According to an American Psychiatric Association poll, 36% of U.S. citizens feel that the coronavirus pandemic has negatively impacted their mental health, and the pandemic is expected to cause a spike in depression and anxiety among the population. Since the unexpected death of a loved one can cause or exacerbate numerous mental health disorders, many people experiencing a loss right now are finding that it’s compounded the already-harsh emotional ramifications of this public health crisis.
Bonnie L., a 33-year-old operations supervisor at a mutual fund in Colorado Springs, recently lost her friend and co-worker to a drug overdose. Since the funeral and reception were canceled because gatherings of 10 or more people were banned, she’s had to find creative alternatives for mourning her loss. Returning to nature—where her friend loved to be—has been key to helping her grieve.
“I’ve gone out into the woods and have said out loud what I would have wanted to tell her in a letter or in my thoughts at a funeral or wake, which has helped me be at peace,” Bonnie tells HelloGiggles. “Just because you’re not able to hold a public celebration of life or a funeral doesn’t mean you can’t remember that person on your own.”

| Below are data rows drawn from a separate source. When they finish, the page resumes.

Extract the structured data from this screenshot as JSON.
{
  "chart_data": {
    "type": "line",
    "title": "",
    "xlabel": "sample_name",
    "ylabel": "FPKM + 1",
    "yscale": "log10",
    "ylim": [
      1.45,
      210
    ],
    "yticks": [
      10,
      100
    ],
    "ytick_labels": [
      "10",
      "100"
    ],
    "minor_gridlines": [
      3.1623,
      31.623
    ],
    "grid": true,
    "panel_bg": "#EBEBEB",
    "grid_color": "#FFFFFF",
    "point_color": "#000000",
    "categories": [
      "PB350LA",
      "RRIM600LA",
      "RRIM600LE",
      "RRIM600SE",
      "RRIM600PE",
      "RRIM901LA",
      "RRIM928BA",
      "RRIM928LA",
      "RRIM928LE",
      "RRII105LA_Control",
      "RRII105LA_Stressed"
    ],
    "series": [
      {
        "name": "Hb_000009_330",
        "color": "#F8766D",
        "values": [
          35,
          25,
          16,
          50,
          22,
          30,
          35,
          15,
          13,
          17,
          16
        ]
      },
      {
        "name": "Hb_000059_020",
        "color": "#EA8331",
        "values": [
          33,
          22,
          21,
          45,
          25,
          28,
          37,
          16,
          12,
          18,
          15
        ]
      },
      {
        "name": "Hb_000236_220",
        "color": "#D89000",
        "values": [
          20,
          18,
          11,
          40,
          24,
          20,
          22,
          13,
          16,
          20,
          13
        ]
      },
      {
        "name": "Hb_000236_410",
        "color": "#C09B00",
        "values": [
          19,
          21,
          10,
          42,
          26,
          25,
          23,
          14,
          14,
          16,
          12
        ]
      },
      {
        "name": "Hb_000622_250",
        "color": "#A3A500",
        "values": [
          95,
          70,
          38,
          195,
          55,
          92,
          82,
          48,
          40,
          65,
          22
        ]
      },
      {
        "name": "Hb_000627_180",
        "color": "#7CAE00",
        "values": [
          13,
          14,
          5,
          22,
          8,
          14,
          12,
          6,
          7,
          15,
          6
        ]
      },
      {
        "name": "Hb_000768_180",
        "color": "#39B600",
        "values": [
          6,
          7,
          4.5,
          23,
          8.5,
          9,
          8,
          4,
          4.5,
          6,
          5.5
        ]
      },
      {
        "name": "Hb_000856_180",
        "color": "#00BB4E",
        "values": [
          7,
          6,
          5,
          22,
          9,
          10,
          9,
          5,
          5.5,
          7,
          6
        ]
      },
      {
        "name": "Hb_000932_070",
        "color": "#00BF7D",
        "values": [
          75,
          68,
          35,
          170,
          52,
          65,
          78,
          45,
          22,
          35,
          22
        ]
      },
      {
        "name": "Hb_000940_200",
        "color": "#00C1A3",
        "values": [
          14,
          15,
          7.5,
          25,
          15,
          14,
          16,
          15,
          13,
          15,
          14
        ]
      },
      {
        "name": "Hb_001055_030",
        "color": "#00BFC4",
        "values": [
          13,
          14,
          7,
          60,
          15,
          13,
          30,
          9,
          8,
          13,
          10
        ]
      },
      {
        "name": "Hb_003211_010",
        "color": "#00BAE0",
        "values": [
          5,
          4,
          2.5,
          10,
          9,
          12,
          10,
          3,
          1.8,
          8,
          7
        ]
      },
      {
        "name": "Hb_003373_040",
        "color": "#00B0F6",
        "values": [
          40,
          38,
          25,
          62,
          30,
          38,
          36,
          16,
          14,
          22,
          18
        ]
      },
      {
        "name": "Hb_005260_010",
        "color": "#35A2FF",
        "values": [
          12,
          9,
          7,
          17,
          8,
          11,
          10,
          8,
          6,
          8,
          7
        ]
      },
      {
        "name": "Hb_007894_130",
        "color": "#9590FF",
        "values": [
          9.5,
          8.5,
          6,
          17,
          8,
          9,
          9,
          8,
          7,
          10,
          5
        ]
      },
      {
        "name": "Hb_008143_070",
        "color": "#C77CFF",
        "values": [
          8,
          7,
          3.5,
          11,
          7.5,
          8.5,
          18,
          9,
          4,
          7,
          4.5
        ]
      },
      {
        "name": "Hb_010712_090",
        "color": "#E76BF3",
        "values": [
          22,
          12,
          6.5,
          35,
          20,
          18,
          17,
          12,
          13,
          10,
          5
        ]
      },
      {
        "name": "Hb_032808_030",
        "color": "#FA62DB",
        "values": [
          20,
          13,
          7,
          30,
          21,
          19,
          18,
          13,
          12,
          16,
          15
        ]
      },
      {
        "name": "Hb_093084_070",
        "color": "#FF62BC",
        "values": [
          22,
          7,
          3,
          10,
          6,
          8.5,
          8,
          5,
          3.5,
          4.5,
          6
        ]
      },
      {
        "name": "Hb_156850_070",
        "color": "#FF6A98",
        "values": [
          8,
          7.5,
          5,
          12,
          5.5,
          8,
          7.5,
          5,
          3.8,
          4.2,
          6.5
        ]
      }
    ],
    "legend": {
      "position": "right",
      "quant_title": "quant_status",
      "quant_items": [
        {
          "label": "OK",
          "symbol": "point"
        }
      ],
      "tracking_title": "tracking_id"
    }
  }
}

As Bonnie learned, a traditional ceremony is not the only option when it comes to memorializing someone. Just like how students are adjusting to e-learning and employees are transitioning to working from home, grieving people are having to find new ways to honor their loved ones’ lives. One option Devine recommends is to engage in what she refers to as “parallel play” through technology, i.e. holding virtual ceremonies where “attendees” can play songs that remind them of the person they’ve lost. Some people have even attended virtual shivas and funerals, where they can view the small, real-life ceremony via Zoom, Skype, or other online services. This way, they’re able to share their thoughts about the person who has passed with others who are grieving, too.
There’s also always the option of holding a more traditional ceremony later on. “You don’t ‘miss your window’ to have a memorial. You don’t miss your window to sit shiva,” says Devine. “When we come together again, you can give your person the send-off that they wanted or the send-off you think they deserve.”
“You can do a do-over—we just don’t know when that can be,” she continues.
And no matter how you mourn, you can take time to bond with others having the same experiences, like Bonnie is doing while grieving her friend. “I still think about her daily and continue to hear about others who have dealt with similar situations,” she says. “That makes it easier because we’re essentially all in similar positions without the ability to hold funerals. But it’s upsetting nonetheless.”
For Tawni, meanwhile, thinking about the hopefully pandemic-free future has helped her deal with her grief over her grandfather. “I am just waiting for the day when we can celebrate his life together as friends and family,” she says. “I don’t want him to be forgotten in all of this.”